The noise-reducing effect of thicker, heavier glass may be further optimised by using a flexible interlayer (PVB) to connect two single panes of glass. With this solution, the thickness and space weight remain the same; the pane, however, gets “softer” and thus increases its insulating capacity by damping the sound waves.
C. Glass Design Options
For centuries, generations have used glass for filling “light holes” in massive outer walls. This has drastically changed in the last three decades. Today glass itself forms and shapes the space and creates room enclosures, thus creating transparent architecture that allows people to feel close to nature. A glass’s finish on a façade has always influenced its reflective properties, which can range from being produced so that the glass is very reflective, reflects an overall colour, or has a weak reflection.
• Screen-print technique
The screen-print, which is mainly dedicated to painting partial areas and used for a specific design, colour which joins firmly with the glass surface and coating in the following tempering process. This technology is adopted for larger quantities and is ideal for parapet glasses components is less suitable for larger areas and homogeneous painting.
• Design glasses
Transparent elements can become more and more visual and functional decoration facets. From etching and shot blasting over the ceramic screen-print up to laminated glass with inside foils, the design can be a decorative ornament or symbol or also an all-over illustration or matting.

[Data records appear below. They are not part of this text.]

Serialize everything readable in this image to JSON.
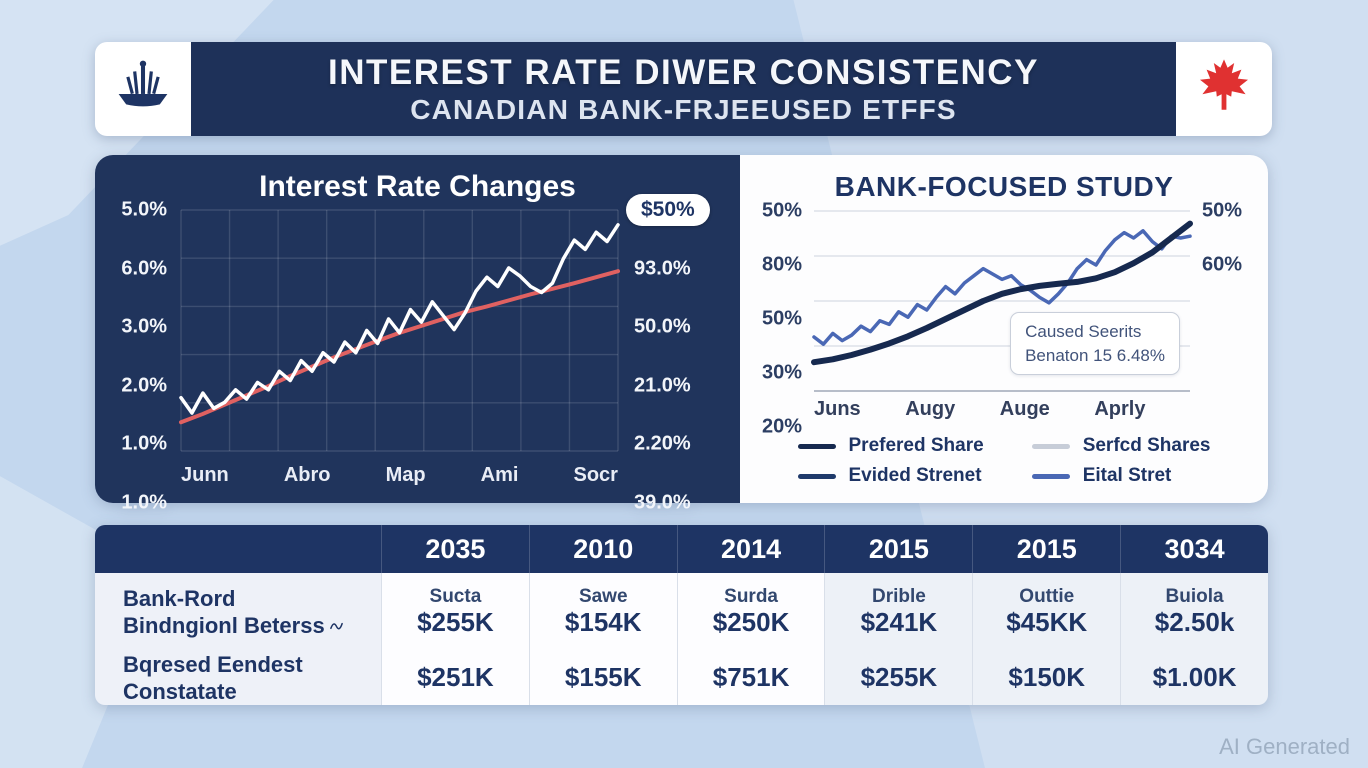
{
  "header": {
    "title": "INTEREST RATE DIWER CONSISTENCY",
    "subtitle": "CANADIAN BANK-FRJEEUSED ETFFS",
    "logo_icon": "bank-emblem-icon",
    "flag_icon": "canada-maple-leaf-icon"
  },
  "chart_data": [
    {
      "type": "line",
      "title": "Interest Rate Changes",
      "y_ticks_left": [
        "5.0%",
        "6.0%",
        "3.0%",
        "2.0%",
        "1.0%",
        "1.0%"
      ],
      "badge": "$50%",
      "y_ticks_right": [
        "93.0%",
        "50.0%",
        "21.0%",
        "2.20%",
        "39.0%"
      ],
      "categories": [
        "Junn",
        "Abro",
        "Map",
        "Ami",
        "Socr"
      ],
      "ylim": [
        0,
        5.2
      ],
      "grid": {
        "v": 9,
        "h": 5,
        "color": "rgba(255,255,255,0.13)"
      },
      "series": [
        {
          "name": "trend-line",
          "color": "#e06161",
          "width": 4,
          "values": [
            0.62,
            0.8,
            1.0,
            1.2,
            1.4,
            1.62,
            1.82,
            2.02,
            2.2,
            2.38,
            2.55,
            2.7,
            2.85,
            3.0,
            3.12,
            3.25,
            3.38,
            3.5,
            3.62,
            3.75,
            3.88
          ]
        },
        {
          "name": "rate-line",
          "color": "#ffffff",
          "width": 3.5,
          "values": [
            1.15,
            0.82,
            1.25,
            0.92,
            1.05,
            1.32,
            1.12,
            1.48,
            1.32,
            1.72,
            1.52,
            1.95,
            1.72,
            2.12,
            1.92,
            2.35,
            2.12,
            2.6,
            2.32,
            2.85,
            2.55,
            3.05,
            2.78,
            3.22,
            2.92,
            2.62,
            2.98,
            3.45,
            3.75,
            3.55,
            3.95,
            3.78,
            3.55,
            3.42,
            3.62,
            4.15,
            4.55,
            4.35,
            4.72,
            4.52,
            4.88
          ]
        }
      ]
    },
    {
      "type": "line",
      "title": "BANK-FOCUSED STUDY",
      "y_ticks_left": [
        "50%",
        "80%",
        "50%",
        "30%",
        "20%"
      ],
      "y_ticks_right": [
        "50%",
        "60%"
      ],
      "categories": [
        "Juns",
        "Augy",
        "Auge",
        "Aprly"
      ],
      "ylim": [
        18,
        68
      ],
      "grid": {
        "v": 0,
        "h": 4,
        "color": "#dde1e8"
      },
      "baseline_color": "#b7bdc9",
      "annotation": {
        "line1": "Caused Seerits",
        "line2": "Benaton 15 6.48%"
      },
      "legend": [
        {
          "label": "Prefered Share",
          "color": "#16294f"
        },
        {
          "label": "Serfcd Shares",
          "color": "#c7cdd8"
        },
        {
          "label": "Evided Strenet",
          "color": "#1f3a6b"
        },
        {
          "label": "Eital Stret",
          "color": "#4a68b5"
        }
      ],
      "series": [
        {
          "name": "eital-stret-line",
          "color": "#4a68b5",
          "width": 3.5,
          "values": [
            33,
            31,
            34,
            32,
            33.5,
            36,
            34.5,
            37.5,
            36.5,
            40,
            38.5,
            42,
            40.5,
            44,
            47,
            45,
            48,
            50,
            52,
            50.5,
            49,
            50,
            47.5,
            46,
            44,
            42.5,
            45,
            48,
            52,
            54.5,
            53,
            57,
            60,
            62,
            60.5,
            62.5,
            59.5,
            57.5,
            61,
            60.5,
            61
          ]
        },
        {
          "name": "prefered-share-line",
          "color": "#16294f",
          "width": 6,
          "values": [
            26,
            26.8,
            28,
            29.5,
            31.2,
            33.2,
            35.5,
            38,
            40.5,
            43,
            45,
            46.3,
            47.2,
            47.8,
            48.3,
            49.3,
            51,
            53.5,
            56.5,
            60.5,
            64.5
          ]
        }
      ]
    }
  ],
  "table": {
    "columns": [
      "",
      "2035",
      "2010",
      "2014",
      "2015",
      "2015",
      "3034"
    ],
    "rows": [
      {
        "label_line1": "Bank-Rord",
        "label_line2": "Bindngionl Beterss",
        "cells": [
          {
            "top": "Sucta",
            "value": "$255K"
          },
          {
            "top": "Sawe",
            "value": "$154K"
          },
          {
            "top": "Surda",
            "value": "$250K"
          },
          {
            "top": "Drible",
            "value": "$241K"
          },
          {
            "top": "Outtie",
            "value": "$45KK"
          },
          {
            "top": "Buiola",
            "value": "$2.50k"
          }
        ]
      },
      {
        "label_line1": "Bqresed Eendest",
        "label_line2": "Constatate",
        "cells": [
          {
            "value": "$251K"
          },
          {
            "value": "$155K"
          },
          {
            "value": "$751K"
          },
          {
            "value": "$255K"
          },
          {
            "value": "$150K"
          },
          {
            "value": "$1.00K"
          }
        ]
      }
    ]
  },
  "watermark": "AI Generated",
  "colors": {
    "navy": "#1e3464",
    "panel_navy": "#20345c",
    "accent_red": "#e06161",
    "flag_red": "#e03131",
    "background_blue": "#c3d7ee"
  }
}
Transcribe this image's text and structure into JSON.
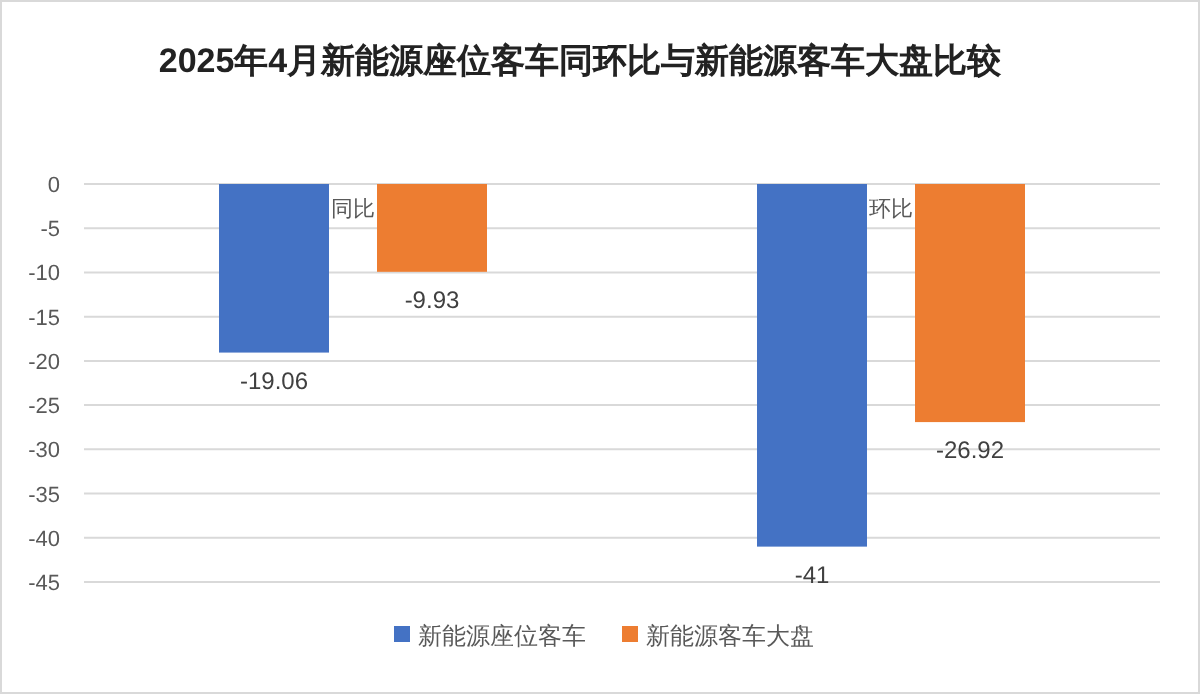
{
  "chart_data": {
    "type": "bar",
    "title": "2025年4月新能源座位客车同环比与新能源客车大盘比较",
    "categories": [
      "同比",
      "环比"
    ],
    "series": [
      {
        "name": "新能源座位客车",
        "color": "#4472c4",
        "values": [
          -19.06,
          -41
        ]
      },
      {
        "name": "新能源客车大盘",
        "color": "#ed7d31",
        "values": [
          -9.93,
          -26.92
        ]
      }
    ],
    "ylim": [
      -45,
      0
    ],
    "yticks": [
      0,
      -5,
      -10,
      -15,
      -20,
      -25,
      -30,
      -35,
      -40,
      -45
    ],
    "grid": "y",
    "legend": "bottom",
    "data_labels": true
  }
}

• Screen-print directly onto the glass
The colour screen-print directly onto the glass has a long tradition. The enamel or ceramic paint which is a mixture of small milled glass and joining colour pigments is pressed with a scraper through the open parts of the sieve into the glass.
• Transfer colour print on glass
The transfer print offers an alternative to achieve a multi-colour print instead of the single colour screen-print. Also, enamel and ceramic colours can be transferred via digital print on transfer foils and can thus reproduce multi-colour motives. These printed foils will then be fixed with glasses that are going to be tempered. During the tempering process, these foils will burn residue-free and the painted colours will join as previously described.
• Coloured foils in laminated glass
Within the same lamination process exists a large pallet of different colour foils, which can be combined to achieve each imaginable colour in laminated glass.
• Bent architectural glass
Architects and designers love to interrupt straightness, corners and curves with soft curves. In the applications of the building envelope, glass is generally bent through a thermal gravity process.
A glass pane is laid over a bending form and in the bending oven heated up to 550 – 620ºC. After having reached the softening point the pane descends (through gravity) slowly into the bending mould and adopts its shape. The following cooling down defines the shape of the performance glass. Slow cooling, free from residual stress, produces a glass which can be further processed, whereas fast cooling creates a partial or fully tempered glass which is not applicable for further processing.
It is important to choose the right kind of glass, considering the objectives like colour, safety and comfort-related factors such as sound insulation, thermal insulation and glare control. The right amount of light, heat and sound passing through the window is crucial to the comfort of the building occupants, therefore it is essential to choose the high- performance glass solutions. Selection of the right type of performance glass is critical for building efficiency too.